- Interactive map of Yenikent Tunnel Yenikent Tüneli

Overview
- Location: Gerze, Sinop Province
- Coordinates: 41°44′14″N 35°15′28″E﻿ / ﻿41.73722°N 35.25778°E Yenikent Tunnel Location of Yenikent Tunnel in Turkey
- Status: Operational
- Route: D.010

Operation
- Constructed: Cengiz Construction Company
- Opened: 14 December 2012; 13 years ago
- Operator: General Directorate of Highways
- Traffic: automotive

Technical
- Length: 1,598 and 1,530 m (5,243 and 5,020 ft)
- No. of lanes: 2 x 2
- Operating speed: 80 km/h (50 mph)

= Yenikent Tunnel =

Road tunnel in Turkey

Yenikent Tunnel (Yenikent Tüneli), is a highway tunnel constructed in Sinop Province, northern Turkey.

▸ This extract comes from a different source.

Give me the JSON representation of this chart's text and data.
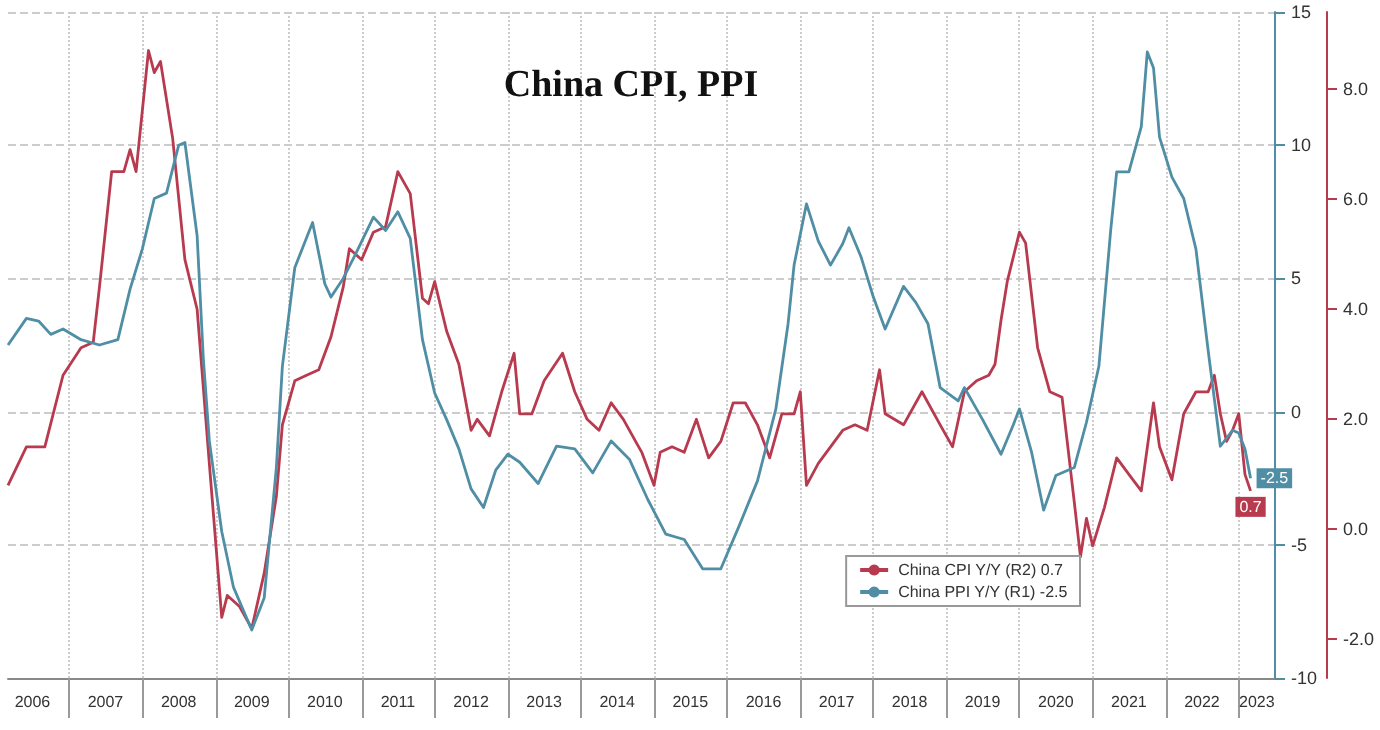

Yenikent Tunnel is part of the Sinop-Samsun Highway within the Black Sea Coastal Highway, of which construction was carried out by the Turkish Cengiz Construction Company. The 1598 and 1530 m-long twin-tube tunnel carrying two lanes of traffic in each direction. The Gerze Tunnel follows the Yenikent Tunnel in direction Sinop.

The tunnel was opened to traffic on 14 December 2012 by Turkish Minister of Transport, Maritime and Communication Binali Yıldırım.